Third, rebalancing means there will be changes to the composition of the conservative coalition. We may not have all the same people we have had in the past. The new liberal corporatist agenda will appeal to some in the business community. We may lose some old “conservatives,” Red Tories like the David Orchards or the Joe Clarks.

This is not all bad. A more coherent coalition can take strong positions it wouldn’t otherwise be able to take – as the Alliance alone was able to do during the Iraq war. More importantly, a new approach can draw in new people. Many traditional Liberal voters, especially those from key ethnic and immigrant communities, will be attracted to a party with strong traditional views of values and family. This is similar to the phenomenon of the “Reagan Democrats” in the United States, who were so important in the development of that conservative coalition.


To be successful as a conservative party – indeed, to have any success at all – the Canadian Alliance must be driven primarily by policy, not by process. I have written many times that the Reform Party and Canadian Alliance made gains in the past by taking principled conservative stands on the issues of the day. I believe our party has been doing that under my leadership on a range of issues – from the wars in Afghanistan and Iraq to defence and foreign policy, taxes and spending, childcare and criminal justice, healthcare reform, and even on environmental matters like the Kyoto accord.

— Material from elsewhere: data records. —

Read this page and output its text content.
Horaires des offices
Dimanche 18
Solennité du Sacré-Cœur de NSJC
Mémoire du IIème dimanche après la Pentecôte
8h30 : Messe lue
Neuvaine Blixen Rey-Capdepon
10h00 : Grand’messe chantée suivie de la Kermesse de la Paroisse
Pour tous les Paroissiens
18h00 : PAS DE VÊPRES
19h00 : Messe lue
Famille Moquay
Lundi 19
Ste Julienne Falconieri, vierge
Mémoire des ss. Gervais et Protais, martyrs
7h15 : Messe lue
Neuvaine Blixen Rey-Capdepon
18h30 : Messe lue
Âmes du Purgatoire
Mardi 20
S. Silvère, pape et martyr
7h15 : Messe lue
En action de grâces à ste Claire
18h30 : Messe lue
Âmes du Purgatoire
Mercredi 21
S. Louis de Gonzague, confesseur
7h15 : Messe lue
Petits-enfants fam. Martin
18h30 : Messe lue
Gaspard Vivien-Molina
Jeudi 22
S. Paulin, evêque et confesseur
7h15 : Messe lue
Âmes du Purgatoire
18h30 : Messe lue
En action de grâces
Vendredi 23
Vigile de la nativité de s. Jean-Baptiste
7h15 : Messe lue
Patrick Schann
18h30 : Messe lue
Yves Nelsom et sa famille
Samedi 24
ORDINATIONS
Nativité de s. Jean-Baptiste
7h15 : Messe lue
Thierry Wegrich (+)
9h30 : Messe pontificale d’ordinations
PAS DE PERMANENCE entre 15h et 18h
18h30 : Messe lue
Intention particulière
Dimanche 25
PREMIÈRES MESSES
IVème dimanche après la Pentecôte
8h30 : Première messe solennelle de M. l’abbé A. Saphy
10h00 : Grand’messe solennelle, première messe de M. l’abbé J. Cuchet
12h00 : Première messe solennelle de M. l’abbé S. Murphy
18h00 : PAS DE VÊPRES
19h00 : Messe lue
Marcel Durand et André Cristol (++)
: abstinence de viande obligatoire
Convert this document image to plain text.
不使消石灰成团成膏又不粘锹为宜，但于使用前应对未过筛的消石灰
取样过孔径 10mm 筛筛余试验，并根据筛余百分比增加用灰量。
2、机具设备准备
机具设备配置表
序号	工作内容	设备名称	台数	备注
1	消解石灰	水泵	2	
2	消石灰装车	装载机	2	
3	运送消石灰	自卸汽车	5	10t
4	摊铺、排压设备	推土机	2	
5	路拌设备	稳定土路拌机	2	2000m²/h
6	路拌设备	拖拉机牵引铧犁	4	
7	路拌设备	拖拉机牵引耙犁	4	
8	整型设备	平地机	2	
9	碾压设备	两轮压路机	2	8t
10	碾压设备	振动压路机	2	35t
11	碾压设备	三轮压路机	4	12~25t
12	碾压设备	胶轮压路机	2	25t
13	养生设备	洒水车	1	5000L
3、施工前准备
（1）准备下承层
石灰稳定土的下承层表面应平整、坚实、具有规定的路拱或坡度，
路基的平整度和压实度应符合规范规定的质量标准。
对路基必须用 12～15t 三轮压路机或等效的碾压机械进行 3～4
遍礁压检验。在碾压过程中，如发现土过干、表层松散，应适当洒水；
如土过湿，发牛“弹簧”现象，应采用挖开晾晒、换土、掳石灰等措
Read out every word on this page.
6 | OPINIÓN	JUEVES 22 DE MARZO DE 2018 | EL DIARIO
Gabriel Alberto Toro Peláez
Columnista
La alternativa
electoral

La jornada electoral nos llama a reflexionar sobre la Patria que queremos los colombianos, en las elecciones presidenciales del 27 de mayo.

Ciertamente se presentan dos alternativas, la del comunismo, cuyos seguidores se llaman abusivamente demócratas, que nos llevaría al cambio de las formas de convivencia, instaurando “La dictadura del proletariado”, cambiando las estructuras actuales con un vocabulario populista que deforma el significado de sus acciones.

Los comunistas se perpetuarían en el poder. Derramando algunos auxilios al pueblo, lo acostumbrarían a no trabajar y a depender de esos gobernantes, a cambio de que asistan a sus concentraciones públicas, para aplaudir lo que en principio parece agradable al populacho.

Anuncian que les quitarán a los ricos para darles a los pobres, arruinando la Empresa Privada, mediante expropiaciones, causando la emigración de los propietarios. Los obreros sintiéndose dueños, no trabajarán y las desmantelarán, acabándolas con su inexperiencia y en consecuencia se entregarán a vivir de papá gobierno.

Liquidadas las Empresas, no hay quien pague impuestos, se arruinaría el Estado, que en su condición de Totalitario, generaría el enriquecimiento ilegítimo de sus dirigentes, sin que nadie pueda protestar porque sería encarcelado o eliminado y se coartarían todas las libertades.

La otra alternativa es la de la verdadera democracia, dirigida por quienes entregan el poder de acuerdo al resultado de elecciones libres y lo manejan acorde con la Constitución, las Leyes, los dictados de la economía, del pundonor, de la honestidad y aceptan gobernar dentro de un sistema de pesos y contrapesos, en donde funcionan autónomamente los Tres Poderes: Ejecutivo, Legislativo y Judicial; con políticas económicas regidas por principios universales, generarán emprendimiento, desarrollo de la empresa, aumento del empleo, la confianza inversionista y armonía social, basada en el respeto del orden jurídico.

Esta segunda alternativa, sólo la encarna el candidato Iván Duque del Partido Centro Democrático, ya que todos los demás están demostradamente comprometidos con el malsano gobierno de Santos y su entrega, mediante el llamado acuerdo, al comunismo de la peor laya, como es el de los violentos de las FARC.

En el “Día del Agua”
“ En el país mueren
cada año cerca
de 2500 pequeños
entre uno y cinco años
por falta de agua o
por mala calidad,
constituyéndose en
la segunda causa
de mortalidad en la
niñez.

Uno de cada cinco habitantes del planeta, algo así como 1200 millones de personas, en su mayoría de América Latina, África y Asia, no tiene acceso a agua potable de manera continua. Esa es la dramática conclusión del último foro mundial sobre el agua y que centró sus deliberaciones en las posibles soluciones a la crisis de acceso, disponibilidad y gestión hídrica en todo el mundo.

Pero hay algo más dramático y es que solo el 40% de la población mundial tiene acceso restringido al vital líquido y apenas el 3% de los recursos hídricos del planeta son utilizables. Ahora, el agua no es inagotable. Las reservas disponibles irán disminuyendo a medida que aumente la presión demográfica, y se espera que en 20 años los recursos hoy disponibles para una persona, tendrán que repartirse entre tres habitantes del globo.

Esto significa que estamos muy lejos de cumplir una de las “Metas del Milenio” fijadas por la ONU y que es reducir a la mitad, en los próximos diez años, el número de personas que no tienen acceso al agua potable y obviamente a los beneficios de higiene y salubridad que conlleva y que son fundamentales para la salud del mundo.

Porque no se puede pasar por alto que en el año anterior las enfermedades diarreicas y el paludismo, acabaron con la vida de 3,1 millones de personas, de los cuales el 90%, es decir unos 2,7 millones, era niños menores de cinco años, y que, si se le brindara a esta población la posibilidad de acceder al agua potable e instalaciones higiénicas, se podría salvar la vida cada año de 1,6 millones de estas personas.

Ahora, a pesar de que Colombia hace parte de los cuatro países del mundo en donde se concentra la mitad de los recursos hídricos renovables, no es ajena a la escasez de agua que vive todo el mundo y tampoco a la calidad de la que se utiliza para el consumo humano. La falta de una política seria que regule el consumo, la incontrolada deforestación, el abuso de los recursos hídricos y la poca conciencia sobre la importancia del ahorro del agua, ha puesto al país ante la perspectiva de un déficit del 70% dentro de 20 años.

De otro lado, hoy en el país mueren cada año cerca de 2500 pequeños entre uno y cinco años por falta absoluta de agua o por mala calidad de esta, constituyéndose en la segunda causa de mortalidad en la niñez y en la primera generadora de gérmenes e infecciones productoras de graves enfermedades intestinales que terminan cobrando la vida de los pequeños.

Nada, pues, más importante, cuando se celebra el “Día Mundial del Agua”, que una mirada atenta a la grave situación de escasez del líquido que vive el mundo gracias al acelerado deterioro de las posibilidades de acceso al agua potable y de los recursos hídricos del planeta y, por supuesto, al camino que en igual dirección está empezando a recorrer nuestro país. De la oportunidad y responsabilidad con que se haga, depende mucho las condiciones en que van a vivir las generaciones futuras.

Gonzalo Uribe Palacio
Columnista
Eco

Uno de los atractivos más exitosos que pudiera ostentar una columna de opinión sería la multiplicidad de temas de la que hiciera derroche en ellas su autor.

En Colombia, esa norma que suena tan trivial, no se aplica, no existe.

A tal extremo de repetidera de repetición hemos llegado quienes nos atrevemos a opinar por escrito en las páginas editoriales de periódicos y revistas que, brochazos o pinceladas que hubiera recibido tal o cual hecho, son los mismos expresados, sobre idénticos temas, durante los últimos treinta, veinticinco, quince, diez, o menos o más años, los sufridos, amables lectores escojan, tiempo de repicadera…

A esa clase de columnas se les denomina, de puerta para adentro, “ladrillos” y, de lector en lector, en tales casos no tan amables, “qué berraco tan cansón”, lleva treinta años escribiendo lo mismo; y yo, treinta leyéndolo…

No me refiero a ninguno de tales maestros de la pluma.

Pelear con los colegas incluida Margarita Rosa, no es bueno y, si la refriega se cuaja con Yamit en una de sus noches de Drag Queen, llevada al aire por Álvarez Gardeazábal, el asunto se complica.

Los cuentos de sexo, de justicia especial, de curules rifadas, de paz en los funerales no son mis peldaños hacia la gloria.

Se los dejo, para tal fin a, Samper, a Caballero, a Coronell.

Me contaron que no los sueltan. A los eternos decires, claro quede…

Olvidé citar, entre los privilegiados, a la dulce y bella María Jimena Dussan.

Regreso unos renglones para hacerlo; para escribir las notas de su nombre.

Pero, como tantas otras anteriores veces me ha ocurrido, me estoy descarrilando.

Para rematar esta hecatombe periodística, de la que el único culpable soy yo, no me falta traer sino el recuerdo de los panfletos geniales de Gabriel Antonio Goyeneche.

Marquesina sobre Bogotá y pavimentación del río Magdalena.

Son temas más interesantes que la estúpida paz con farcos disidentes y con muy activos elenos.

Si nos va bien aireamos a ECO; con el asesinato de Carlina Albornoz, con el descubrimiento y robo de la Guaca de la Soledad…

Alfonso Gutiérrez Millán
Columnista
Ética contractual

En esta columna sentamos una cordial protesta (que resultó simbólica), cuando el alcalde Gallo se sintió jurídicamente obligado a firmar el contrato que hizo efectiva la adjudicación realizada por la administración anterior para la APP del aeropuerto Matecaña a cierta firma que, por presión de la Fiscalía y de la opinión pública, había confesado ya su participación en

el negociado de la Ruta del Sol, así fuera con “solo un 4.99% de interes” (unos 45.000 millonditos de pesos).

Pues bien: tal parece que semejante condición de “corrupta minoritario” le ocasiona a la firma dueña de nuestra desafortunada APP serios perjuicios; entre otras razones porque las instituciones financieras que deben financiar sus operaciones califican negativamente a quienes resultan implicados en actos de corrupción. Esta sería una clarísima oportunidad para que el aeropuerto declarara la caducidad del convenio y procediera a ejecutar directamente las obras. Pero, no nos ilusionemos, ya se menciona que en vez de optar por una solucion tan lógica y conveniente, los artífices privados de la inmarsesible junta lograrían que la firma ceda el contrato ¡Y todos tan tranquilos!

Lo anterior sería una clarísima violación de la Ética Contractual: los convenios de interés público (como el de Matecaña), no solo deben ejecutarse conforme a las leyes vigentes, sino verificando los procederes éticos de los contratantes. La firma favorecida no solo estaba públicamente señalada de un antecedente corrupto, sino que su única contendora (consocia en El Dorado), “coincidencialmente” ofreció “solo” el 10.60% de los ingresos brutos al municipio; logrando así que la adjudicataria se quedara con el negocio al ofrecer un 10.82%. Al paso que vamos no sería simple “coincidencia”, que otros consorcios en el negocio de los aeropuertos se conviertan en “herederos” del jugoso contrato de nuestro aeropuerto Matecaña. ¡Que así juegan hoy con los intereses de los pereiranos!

The rediscovery of the conservative agenda requires us to maintain the coalition of ideas that is the heritage of enlightenment liberalism and Burkean conservatism. Yet contemporary reality requires us to re-emphasize the Burkean tradition as a key part of our conservative agenda. In other words, while retaining a focus on economic issues, we must give greater place to social values and social conservatism, broadly defined and properly understood.

Eight years ago, I wrote that the Reform Party had to become the principal force in the democratic Right in Canadian politics by adapting contemporary issues to a new conservatism. This remains the essential task of the Canadian Alliance – to unify conservatives in a broad coalition of conservative ideas.